Supervisor Elham AbolFateh
Editor in Chief Mohamed Wadie

Animations Tells Earth History in 140 Seconds


Tue 29 Oct 2019 | 12:08 PM
Ahmed Yasser

The Sun published a short video featuring a stunning animation that "snaps" or shortens Earth's history by 140 seconds. The video shows the 4.5 billion year timeline of the Earth, as if traveling from London to Edinburgh to the UK.

The video is shown as a journey from London to Edinburgh, and upon arrival in Yorkshire, an invasion of the earth by oxygen-producing bacteria occurs.

By the time an apocalyptic asteroid wipes out the dinosaurs we're just five miles from the end of our journey. Modern humans evolve around 200,000 years ago, or just 78ft from the centre of Edinburgh, according to tech news.

Earth History in 140 seconds

The Evolution of Earth History in 140 second is an experiment in scale: By condensing 4.5 billion years of history into a minute, the video is a self-contained timepiece. Like a specialized clock, it gives one a sense of perspective.

Everything from the formation of the Earth, to the Cambrian Explosion, to the evolution of mice and squirrels  is proportionate to everything else, displaying humankind as a blip, almost indiscernible in the layered course of history.
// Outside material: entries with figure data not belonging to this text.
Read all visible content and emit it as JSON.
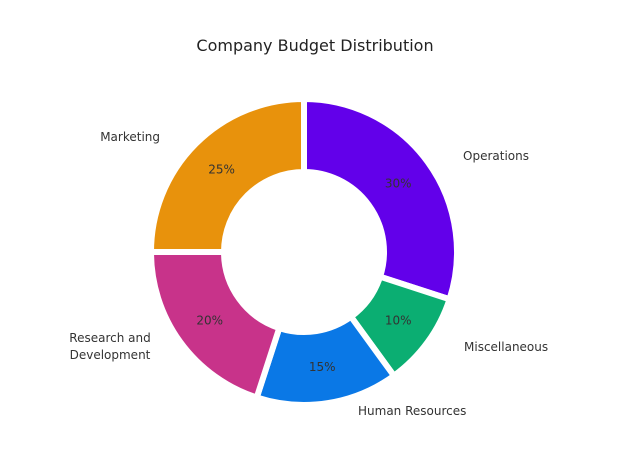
{
  "chart_data": {
    "type": "pie",
    "variant": "donut",
    "title": "Company Budget Distribution",
    "start_angle_deg": 0,
    "direction": "clockwise",
    "slices": [
      {
        "label": "Operations",
        "value": 30,
        "value_label": "30%",
        "color": "#6200EA"
      },
      {
        "label": "Miscellaneous",
        "value": 10,
        "value_label": "10%",
        "color": "#0BAE72"
      },
      {
        "label": "Human Resources",
        "value": 15,
        "value_label": "15%",
        "color": "#0A78E6"
      },
      {
        "label": "Research and Development",
        "value": 20,
        "value_label": "20%",
        "color": "#C8338A"
      },
      {
        "label": "Marketing",
        "value": 25,
        "value_label": "25%",
        "color": "#E8920C"
      }
    ]
  }
}
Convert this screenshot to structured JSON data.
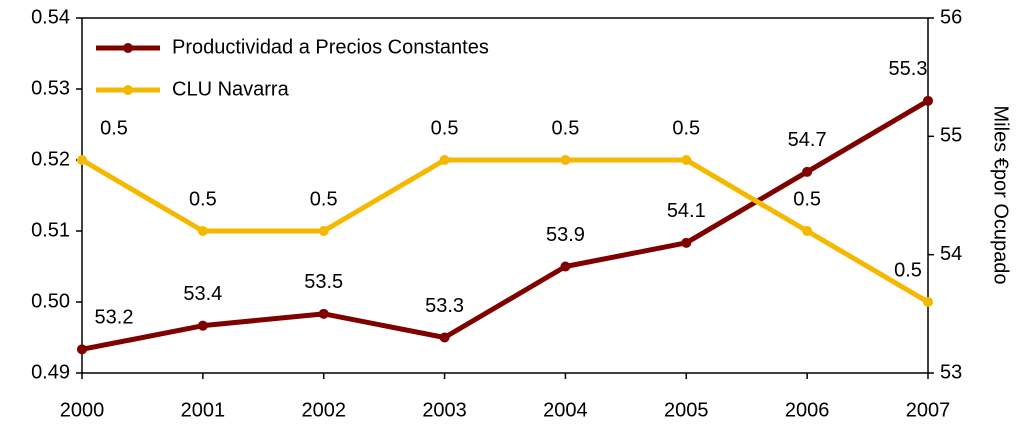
{
  "chart_data": {
    "type": "line",
    "categories": [
      "2000",
      "2001",
      "2002",
      "2003",
      "2004",
      "2005",
      "2006",
      "2007"
    ],
    "series": [
      {
        "name": "Productividad a Precios Constantes",
        "color": "#800000",
        "axis": "y2",
        "values": [
          53.2,
          53.4,
          53.5,
          53.3,
          53.9,
          54.1,
          54.7,
          55.3
        ]
      },
      {
        "name": "CLU Navarra",
        "color": "#f5b800",
        "values": [
          0.52,
          0.51,
          0.51,
          0.52,
          0.52,
          0.52,
          0.51,
          0.5
        ],
        "value_labels": [
          "0.5",
          "0.5",
          "0.5",
          "0.5",
          "0.5",
          "0.5",
          "0.5",
          "0.5"
        ]
      }
    ],
    "ylim": [
      0.49,
      0.54
    ],
    "yticks": [
      0.49,
      {
        "value": 0.5,
        "label": "0.50"
      },
      0.51,
      0.52,
      0.53,
      0.54
    ],
    "y2lim": [
      53,
      56
    ],
    "y2ticks": [
      53,
      54,
      55,
      56
    ],
    "y2label": "Miles €por Ocupado",
    "legend": "upper left"
  }
}
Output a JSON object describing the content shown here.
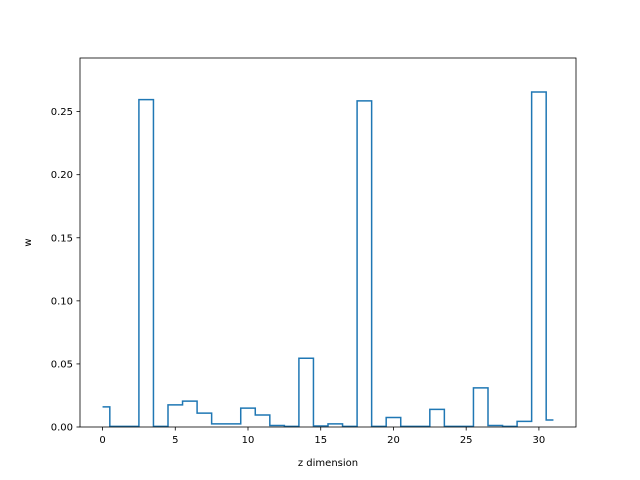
{
  "chart_data": {
    "type": "step",
    "xlabel": "z dimension",
    "ylabel": "w",
    "xlim": [
      -1.55,
      32.55
    ],
    "ylim": [
      0,
      0.2925
    ],
    "xticks": [
      0,
      5,
      10,
      15,
      20,
      25,
      30
    ],
    "yticks": [
      0.0,
      0.05,
      0.1,
      0.15,
      0.2,
      0.25
    ],
    "xtick_labels": [
      "0",
      "5",
      "10",
      "15",
      "20",
      "25",
      "30"
    ],
    "ytick_labels": [
      "0.00",
      "0.05",
      "0.10",
      "0.15",
      "0.20",
      "0.25"
    ],
    "step_where": "mid",
    "grid": false,
    "colors": {
      "line": "#1f77b4",
      "axes": "#000000",
      "background": "#ffffff"
    },
    "x": [
      0,
      1,
      2,
      3,
      4,
      5,
      6,
      7,
      8,
      9,
      10,
      11,
      12,
      13,
      14,
      15,
      16,
      17,
      18,
      19,
      20,
      21,
      22,
      23,
      24,
      25,
      26,
      27,
      28,
      29,
      30,
      31
    ],
    "values": [
      0.016,
      0.0005,
      0.0005,
      0.2595,
      0.0005,
      0.0175,
      0.0205,
      0.011,
      0.0025,
      0.0025,
      0.015,
      0.0095,
      0.0012,
      0.0005,
      0.0545,
      0.0008,
      0.0025,
      0.0005,
      0.2585,
      0.0005,
      0.0075,
      0.0005,
      0.0005,
      0.014,
      0.0005,
      0.0005,
      0.031,
      0.0012,
      0.0005,
      0.0045,
      0.2655,
      0.0055
    ]
  }
}
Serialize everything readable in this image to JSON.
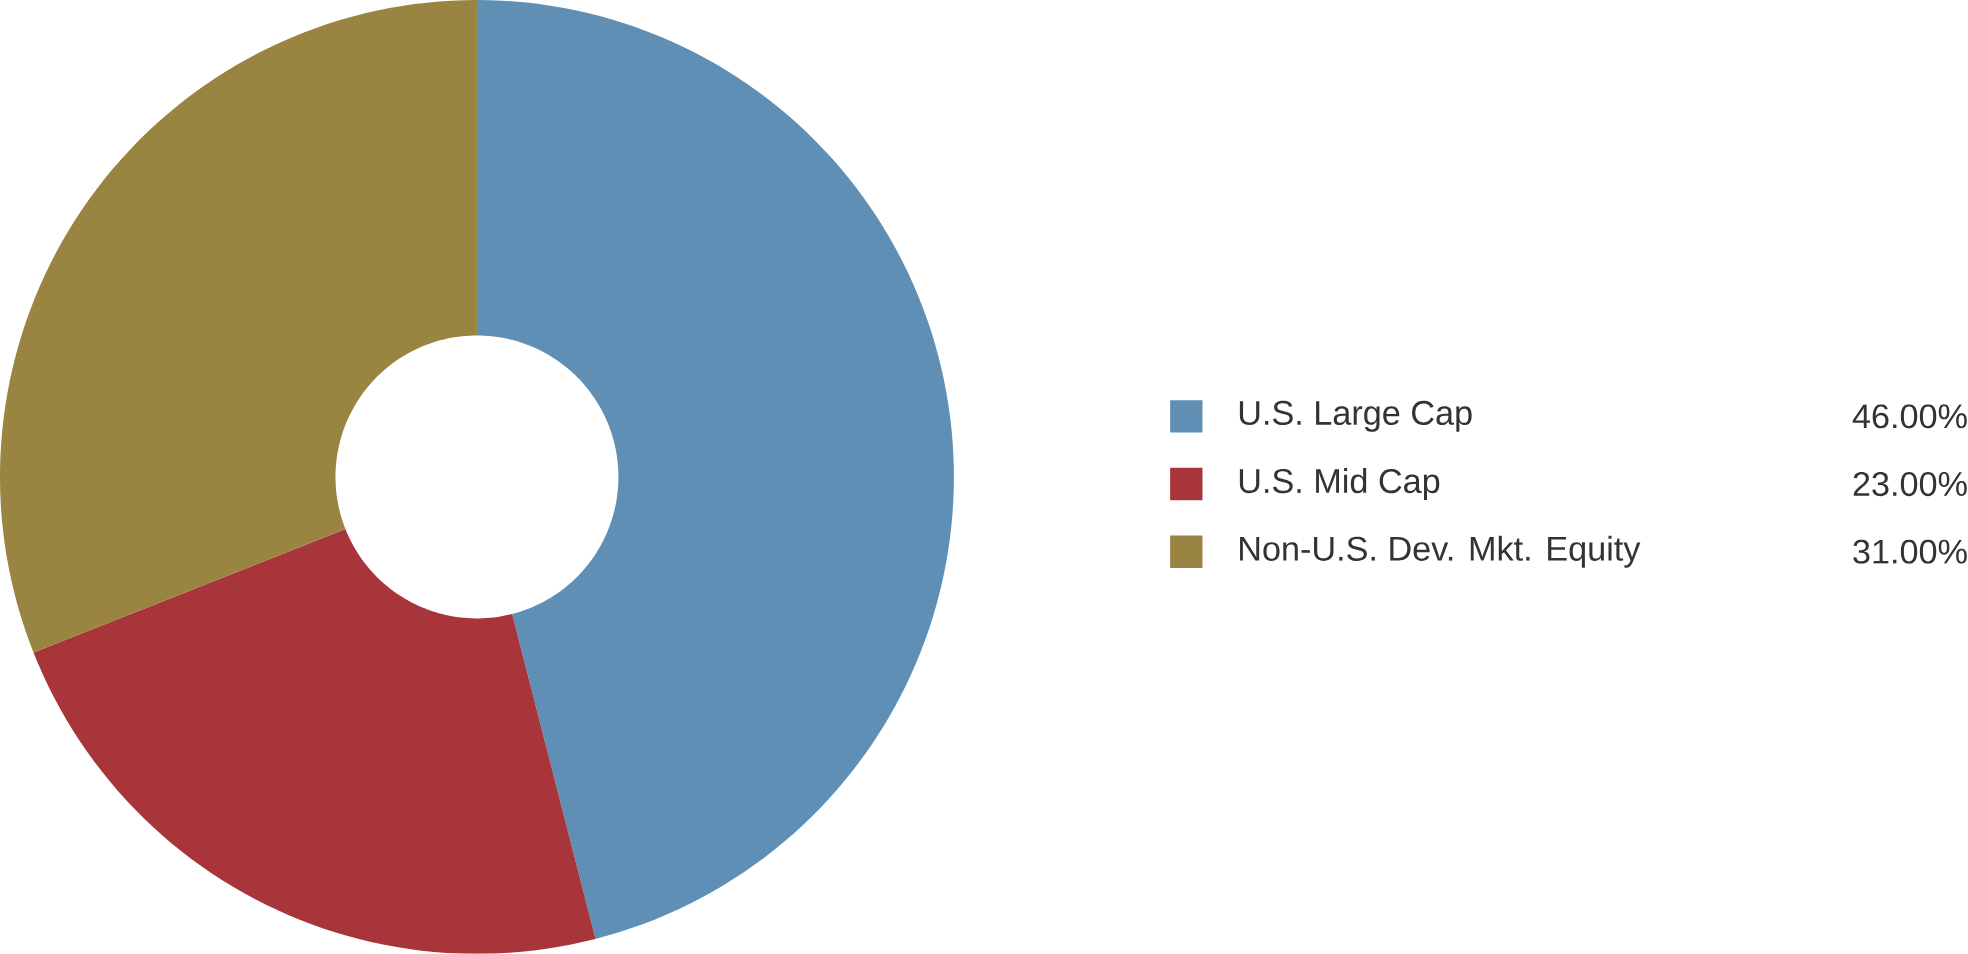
{
  "chart_data": {
    "type": "donut",
    "categories": [
      "U.S. Large Cap",
      "U.S. Mid Cap",
      "Non-U.S. Dev. Mkt. Equity"
    ],
    "values": [
      46,
      23,
      31
    ],
    "colors": [
      "#5f8fb4",
      "#a8353a",
      "#9a8441"
    ],
    "value_labels": [
      "46.00%",
      "23.00%",
      "31.00%"
    ],
    "legend": "right"
  }
}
Noteworthy, Earth formed as part of the birth of the solar system: what eventually became the solar system initially existed as a large, rotating cloud of dust and gas. It was composed of hydrogen and helium produced in the Big Bang, as well as heavier elements produced by stars long gone.

The geological time scale (GTS), as defined by international convention, depicts the large spans of time from the beginning of the Earth to the present, and its pisions chronicle some definitive events of Earth history.

The earliest undisputed evidence of life on Earth dates at least from 3.5 billion years ago,during the Eoarchean Era, after a geological crust started to solidify following the earlier molten Hadean Eon. There are microbial mat fossils such as stromatolites found in 3.48 billion-year-old sandstone discovered in Western Australia.